Lotteries vs. Auctions for College Classes
From The Chronicle of Higher Education (subscription required):
For its humanities requirement, MIT asks students to rank the courses they'd most like to attend. If your No. 1 class is not in demand, then you're in. But if that class is overenrolled, a computer program chooses randomly among all the students who ranked that class as their first choice.
Wharton auctions spots to its M.B.A. students, allowing them to bid for their classes. They don't use real money; instead, students are each given 5,000 points when they enroll and 1,000 more for every credit they earn. An average course might sell for a few hundred points while the most sought-after ones can top 10,000.
Serban Suvagau bought a seat in a finance course this semester for 200 points. A couple of days later, he sold it for 900 points. Mr. Suvagau, a second-year student, wasn't really trying to make a profit. He just changed his mind. But he's made some shrewd moves in the past, and he began this semester with a solid 7,800 points.

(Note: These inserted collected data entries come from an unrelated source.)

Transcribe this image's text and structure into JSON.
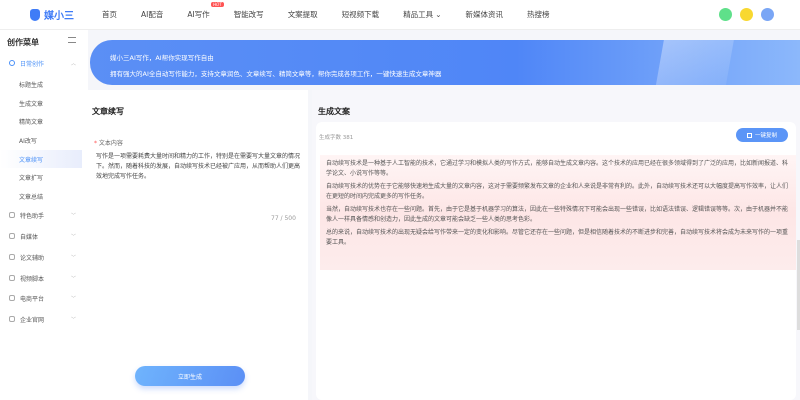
{
  "header": {
    "logo": "媒小三",
    "nav": [
      "首页",
      "AI配音",
      "AI写作",
      "智能改写",
      "文案提取",
      "短视频下载",
      "精品工具",
      "新媒体资讯",
      "热搜榜"
    ],
    "active_nav": "AI写作",
    "hot_badge": "HOT"
  },
  "sidebar": {
    "title": "创作菜单",
    "group_open": "日常创作",
    "subitems": [
      "标题生成",
      "生成文章",
      "精简文章",
      "AI改写",
      "文章续写",
      "文章扩写",
      "文章总结"
    ],
    "active_sub": "文章续写",
    "groups": [
      "特色助手",
      "自媒体",
      "论文辅助",
      "视频脚本",
      "电商平台",
      "企业官网"
    ]
  },
  "banner": {
    "line1": "媒小三AI写作，AI帮你实现写作自由",
    "line2": "拥有强大的AI全自动写作能力，支持文章润色、文章续写、精简文章等，帮你完成各项工作，一键快速生成文章神器"
  },
  "left": {
    "title": "文章续写",
    "field_label": "文本内容",
    "text": "写作是一项需要耗费大量时间和精力的工作，特别是在需要写大量文章的情况下。然而，随着科技的发展，自动续写技术已经被广应用，从而帮助人们更高效地完成写作任务。",
    "count": "77 / 500",
    "generate": "立即生成"
  },
  "right": {
    "title": "生成文案",
    "word_count": "生成字数 381",
    "copy": "一键复制",
    "paragraphs": [
      "自动续写技术是一种基于人工智能的技术，它通过学习和模拟人类的写作方式，能够自动生成文章内容。这个技术的应用已经在很多领域得到了广泛的应用，比如新闻报道、科学论文、小说写作等等。",
      "自动续写技术的优势在于它能够快速地生成大量的文章内容，这对于需要频繁发布文章的企业和人来说是非常有利的。此外，自动续写技术还可以大幅度提高写作效率，让人们在更短的时间内完成更多的写作任务。",
      "当然，自动续写技术也存在一些问题。首先，由于它是基于机器学习的算法，因此在一些特殊情况下可能会出现一些错误，比如语法错误、逻辑错误等等。次，由于机器并不能像人一样具备情感和创造力，因此生成的文章可能会缺乏一些人类的思考色彩。",
      "总的来说，自动续写技术的出现无疑会给写作带来一定的变化和影响。尽管它还存在一些问题，但是相信随着技术的不断进步和完善，自动续写技术将会成为未来写作的一项重要工具。"
    ]
  }
}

Mr. Suvagau thinks an auction is more fair and efficient than, say, a lottery, but the process can still be annoying, especially if you get outbid. "Complaining about the auction is a big pastime," he says.
It's common knowledge among students which classes sell for a premium and which can be picked up for a song. Professors with more star power command higher prices. It also has to do with how many seats are available. If you restrict your class to 10 students, your price will most likely rise.